International studies confirm positive effects of weight loss medicine for people with obesity-related heart failure
Two new studies have confirmed the benefits of weight loss medication, semaglutide, for patients living with obesity-related heart failure
The Director of the NIHR Leicester Biomedical Research Centre (BRC) and Co-Director of the Leicester Diabetes Centre Professor Melanie Davies CBE was a co-author on these significant papers published in the Lancet and the New England Journal of Medicine.
In the study published in the New England Journal of Medicine, 616 patients who had heart failure (with preserved ejection fraction) a body-mass index of 30 or more, and type 2 diabetes received a once-weekly dose of semaglutide (2.4 mg) or a placebo medicine for 52 weeks.
At the end of the year, researchers compared the change in the participants’ Kansas City Cardiomyopathy Questionnaire clinical summary score (KCCQ-CSS; scores range from 0 to 100, with higher scores indicating fewer symptoms and physical limitations) change in body weight, heart failure events, six minute walk distance; and the change in the C-reactive protein (CRP) level.
Among patients with obesity-related heart failure with preserved ejection fraction and type 2 diabetes, semaglutide led to larger reductions in heart failure–related symptoms and physical limitations and greater weight loss than those who were given the placebo medicine one year later.
Semaglutide is a medication used to treat type 2 diabetes that increases insulin secretion, suppresses glucagon secretion, and slow gastric emptying.

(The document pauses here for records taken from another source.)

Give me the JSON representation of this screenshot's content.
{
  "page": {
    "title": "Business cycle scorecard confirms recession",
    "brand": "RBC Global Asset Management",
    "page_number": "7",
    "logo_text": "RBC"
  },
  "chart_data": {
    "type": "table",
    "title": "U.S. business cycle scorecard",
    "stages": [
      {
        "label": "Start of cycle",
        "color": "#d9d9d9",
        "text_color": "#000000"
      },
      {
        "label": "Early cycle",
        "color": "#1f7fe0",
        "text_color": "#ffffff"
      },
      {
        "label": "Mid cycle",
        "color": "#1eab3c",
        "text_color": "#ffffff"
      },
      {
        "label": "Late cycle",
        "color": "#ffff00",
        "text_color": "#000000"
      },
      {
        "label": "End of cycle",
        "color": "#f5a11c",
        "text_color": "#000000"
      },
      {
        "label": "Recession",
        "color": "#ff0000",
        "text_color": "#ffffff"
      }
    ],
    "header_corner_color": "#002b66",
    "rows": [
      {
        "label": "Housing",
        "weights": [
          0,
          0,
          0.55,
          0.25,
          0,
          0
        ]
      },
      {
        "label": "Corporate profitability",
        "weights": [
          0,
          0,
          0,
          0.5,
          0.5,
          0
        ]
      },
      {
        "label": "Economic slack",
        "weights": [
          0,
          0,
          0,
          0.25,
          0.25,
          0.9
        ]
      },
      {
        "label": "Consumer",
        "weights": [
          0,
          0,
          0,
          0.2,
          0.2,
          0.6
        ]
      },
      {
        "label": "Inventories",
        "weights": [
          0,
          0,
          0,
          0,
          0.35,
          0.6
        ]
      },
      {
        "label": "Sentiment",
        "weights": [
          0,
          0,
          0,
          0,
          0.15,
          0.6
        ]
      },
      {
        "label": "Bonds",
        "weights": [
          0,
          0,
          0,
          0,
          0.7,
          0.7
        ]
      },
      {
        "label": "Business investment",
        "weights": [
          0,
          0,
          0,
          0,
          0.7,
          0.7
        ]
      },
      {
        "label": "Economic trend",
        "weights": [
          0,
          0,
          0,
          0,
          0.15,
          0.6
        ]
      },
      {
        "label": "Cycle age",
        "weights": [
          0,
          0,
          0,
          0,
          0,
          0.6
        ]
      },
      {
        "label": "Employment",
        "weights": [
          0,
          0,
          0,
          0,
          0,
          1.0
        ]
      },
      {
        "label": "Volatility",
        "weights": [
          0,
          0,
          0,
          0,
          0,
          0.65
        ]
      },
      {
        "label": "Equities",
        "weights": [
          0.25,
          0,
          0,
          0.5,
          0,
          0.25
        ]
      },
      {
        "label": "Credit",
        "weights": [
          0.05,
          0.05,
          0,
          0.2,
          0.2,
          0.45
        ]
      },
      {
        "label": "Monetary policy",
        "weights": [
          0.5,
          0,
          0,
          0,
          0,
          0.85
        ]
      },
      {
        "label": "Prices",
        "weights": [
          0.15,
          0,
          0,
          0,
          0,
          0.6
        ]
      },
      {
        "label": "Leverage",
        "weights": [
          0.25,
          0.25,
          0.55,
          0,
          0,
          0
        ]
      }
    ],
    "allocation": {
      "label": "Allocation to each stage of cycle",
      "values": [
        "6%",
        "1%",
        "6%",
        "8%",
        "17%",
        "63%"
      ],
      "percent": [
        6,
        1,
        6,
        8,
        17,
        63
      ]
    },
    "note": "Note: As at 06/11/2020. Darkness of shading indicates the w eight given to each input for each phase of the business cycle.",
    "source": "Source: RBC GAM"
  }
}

In the paper published in the Lancet on 7 April 24, an international team of researchers from the USA, Glasgow and Denmark along with the University of Leicester’s Professor of Diabetes Medicine, Melanie Davies, analysed patient data from the STEP-HFpEF DM and STEP-HFpEF studies which were carried out at 129 clinical research sites in 18 countries between March 2021 and September 2022.

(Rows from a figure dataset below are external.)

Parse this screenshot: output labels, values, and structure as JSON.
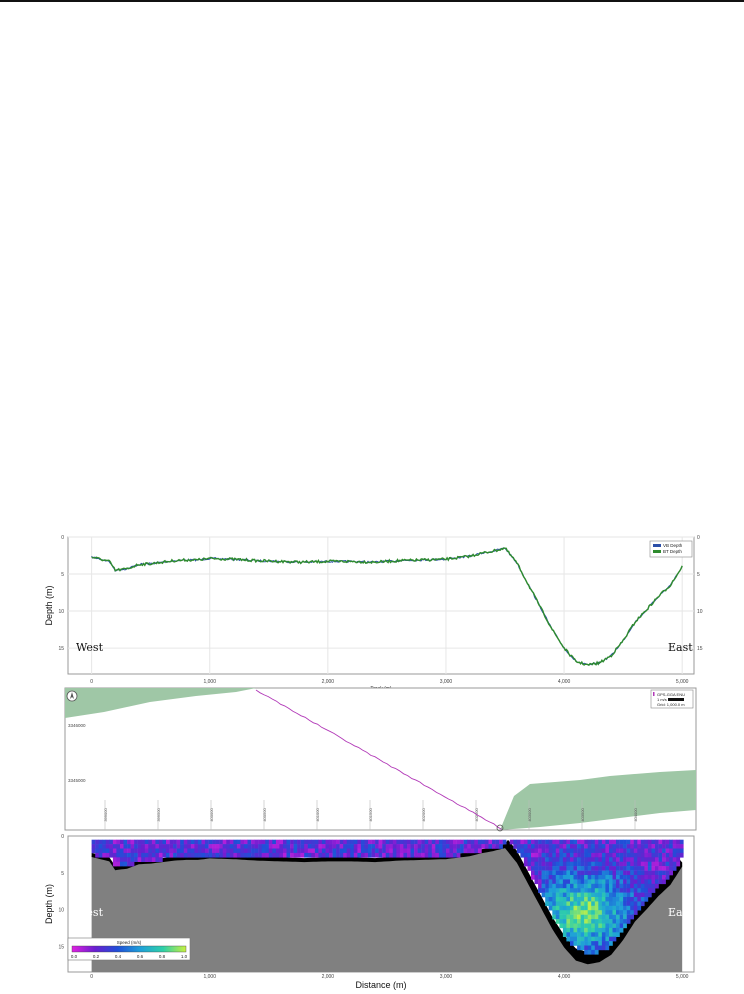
{
  "chart_data": [
    {
      "type": "line",
      "panel": "depth-profile",
      "xlabel": "Track (m)",
      "ylabel": "Depth (m)",
      "xlim": [
        -200,
        5100
      ],
      "ylim": [
        0,
        18.5
      ],
      "y_inverted": true,
      "xticks": [
        0,
        1000,
        2000,
        3000,
        4000,
        5000
      ],
      "xtick_labels": [
        "0",
        "1,000",
        "2,000",
        "3,000",
        "4,000",
        "5,000"
      ],
      "yticks": [
        0,
        5,
        10,
        15
      ],
      "ytick_labels": [
        "0",
        "5",
        "10",
        "15"
      ],
      "grid": true,
      "legend": "top-right",
      "annotations": {
        "left": "West",
        "right": "East"
      },
      "series": [
        {
          "name": "VB Depth",
          "color": "#2c4fa8",
          "x": [
            0,
            150,
            200,
            300,
            400,
            500,
            600,
            700,
            800,
            900,
            1000,
            1200,
            1400,
            1600,
            1800,
            2000,
            2200,
            2400,
            2600,
            2800,
            3000,
            3200,
            3300,
            3400,
            3500,
            3600,
            3700,
            3800,
            3900,
            4000,
            4100,
            4200,
            4300,
            4400,
            4500,
            4600,
            4700,
            4800,
            4900,
            5000
          ],
          "y": [
            2.7,
            3.3,
            4.5,
            4.3,
            3.7,
            3.6,
            3.4,
            3.2,
            3.1,
            3.1,
            2.9,
            3.0,
            3.2,
            3.3,
            3.4,
            3.3,
            3.3,
            3.4,
            3.2,
            3.1,
            3.0,
            2.6,
            2.2,
            1.9,
            1.5,
            3.5,
            6.5,
            9.5,
            12.5,
            15.0,
            16.8,
            17.3,
            17.0,
            16.0,
            14.0,
            11.5,
            9.8,
            8.0,
            6.5,
            4.0
          ]
        },
        {
          "name": "BT Depth",
          "color": "#2e8b2e",
          "x": [
            0,
            150,
            200,
            300,
            400,
            500,
            600,
            700,
            800,
            900,
            1000,
            1200,
            1400,
            1600,
            1800,
            2000,
            2200,
            2400,
            2600,
            2800,
            3000,
            3200,
            3300,
            3400,
            3500,
            3600,
            3700,
            3800,
            3900,
            4000,
            4100,
            4200,
            4300,
            4400,
            4500,
            4600,
            4700,
            4800,
            4900,
            5000
          ],
          "y": [
            2.7,
            3.3,
            4.5,
            4.3,
            3.7,
            3.6,
            3.4,
            3.2,
            3.1,
            3.1,
            2.9,
            3.0,
            3.2,
            3.3,
            3.4,
            3.3,
            3.3,
            3.4,
            3.2,
            3.1,
            3.0,
            2.6,
            2.2,
            1.9,
            1.5,
            3.5,
            6.5,
            9.5,
            12.5,
            15.0,
            16.8,
            17.3,
            17.0,
            16.0,
            14.0,
            11.5,
            9.8,
            8.0,
            6.5,
            4.0
          ]
        }
      ]
    },
    {
      "type": "line",
      "panel": "ship-track-map",
      "ytick_labels": [
        "3346000",
        "3345000"
      ],
      "xtick_labels": [
        "399000",
        "399500",
        "400000",
        "400500",
        "401000",
        "401500",
        "402000",
        "402500",
        "403000",
        "403500",
        "404000",
        "404500"
      ],
      "legend": {
        "series": "GPS-GGA ENU",
        "scale": "1 m/s",
        "grid": "Grid: 1,000.0 m"
      },
      "track_color": "#b23ab8",
      "land_color": "#9fc7a6"
    },
    {
      "type": "heatmap",
      "panel": "velocity-contour",
      "xlabel": "Distance (m)",
      "ylabel": "Depth (m)",
      "xlim": [
        -200,
        5100
      ],
      "ylim": [
        0,
        18.5
      ],
      "y_inverted": true,
      "xticks": [
        0,
        1000,
        2000,
        3000,
        4000,
        5000
      ],
      "xtick_labels": [
        "0",
        "1,000",
        "2,000",
        "3,000",
        "4,000",
        "5,000"
      ],
      "yticks": [
        0,
        5,
        10,
        15
      ],
      "ytick_labels": [
        "0",
        "5",
        "10",
        "15"
      ],
      "annotations": {
        "left": "West",
        "right": "East"
      },
      "colorbar": {
        "label": "Speed (m/s)",
        "ticks": [
          0.0,
          0.2,
          0.4,
          0.6,
          0.8,
          1.0
        ],
        "tick_labels": [
          "0.0",
          "0.2",
          "0.4",
          "0.6",
          "0.8",
          "1.0"
        ],
        "colors": [
          "#e020e0",
          "#6a1fd0",
          "#1f4fd8",
          "#1fa0d8",
          "#2fd0a8",
          "#c8f040"
        ]
      },
      "bed_color": "#808080",
      "blank_color": "#000000"
    }
  ]
}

Overall, data from 1,145 participants were included in the pooled analysis, 573 in the semaglutide group and 572 in the placebo group.Through their detailed analysis, the researchers discovered that semaglutide was superior to placebo in improving heart failure-related symptoms and physical limitations, and reducing bodyweight in participants with obesity-related heart failure with preserved ejection fraction. These positive effects were largely consistent across patient demographic and clinical characteristics.

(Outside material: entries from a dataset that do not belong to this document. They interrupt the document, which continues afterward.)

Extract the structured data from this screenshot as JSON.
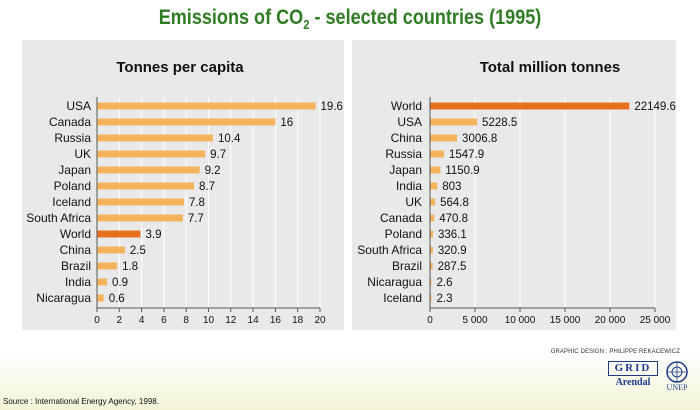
{
  "page": {
    "title_prefix": "Emissions of CO",
    "title_sub": "2",
    "title_suffix": " - selected countries (1995)",
    "credit": "GRAPHIC DESIGN : PHILIPPE REKACEWICZ",
    "source": "Source : International Energy Agency, 1998.",
    "logo_grid": "GRID",
    "logo_arendal": "Arendal",
    "logo_unep": "UNEP"
  },
  "colors": {
    "bar": "#f4b25c",
    "highlight": "#e8711f",
    "title": "#2e7d23"
  },
  "chart_data": [
    {
      "type": "bar",
      "orientation": "horizontal",
      "title": "Tonnes per capita",
      "categories": [
        "USA",
        "Canada",
        "Russia",
        "UK",
        "Japan",
        "Poland",
        "Iceland",
        "South Africa",
        "World",
        "China",
        "Brazil",
        "India",
        "Nicaragua"
      ],
      "values": [
        19.6,
        16,
        10.4,
        9.7,
        9.2,
        8.7,
        7.8,
        7.7,
        3.9,
        2.5,
        1.8,
        0.9,
        0.6
      ],
      "value_labels": [
        "19.6",
        "16",
        "10.4",
        "9.7",
        "9.2",
        "8.7",
        "7.8",
        "7.7",
        "3.9",
        "2.5",
        "1.8",
        "0.9",
        "0.6"
      ],
      "highlight": "World",
      "xlim": [
        0,
        20
      ],
      "ticks": [
        0,
        2,
        4,
        6,
        8,
        10,
        12,
        14,
        16,
        18,
        20
      ],
      "tick_labels": [
        "0",
        "2",
        "4",
        "6",
        "8",
        "10",
        "12",
        "14",
        "16",
        "18",
        "20"
      ]
    },
    {
      "type": "bar",
      "orientation": "horizontal",
      "title": "Total million tonnes",
      "categories": [
        "World",
        "USA",
        "China",
        "Russia",
        "Japan",
        "India",
        "UK",
        "Canada",
        "Poland",
        "South Africa",
        "Brazil",
        "Nicaragua",
        "Iceland"
      ],
      "values": [
        22149.6,
        5228.5,
        3006.8,
        1547.9,
        1150.9,
        803,
        564.8,
        470.8,
        336.1,
        320.9,
        287.5,
        2.6,
        2.3
      ],
      "value_labels": [
        "22149.6",
        "5228.5",
        "3006.8",
        "1547.9",
        "1150.9",
        "803",
        "564.8",
        "470.8",
        "336.1",
        "320.9",
        "287.5",
        "2.6",
        "2.3"
      ],
      "highlight": "World",
      "xlim": [
        0,
        25000
      ],
      "ticks": [
        0,
        5000,
        10000,
        15000,
        20000,
        25000
      ],
      "tick_labels": [
        "0",
        "5 000",
        "10 000",
        "15 000",
        "20 000",
        "25 000"
      ]
    }
  ]
}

Professor Davies said: “We’re hopeful that our findings will enable us to provide further treatment options for patients living with obesity-related heart failure in the future and that these treatments could have the combined benefits of improving heart failure-related symptoms, reducing physical limitations and reducing bodyweight.”
Leicester Diabetes Centre is based at Leicester General Hospital and is part of a collaboration between the University of Leicester and University Hospitals of Leicester NHS Trust.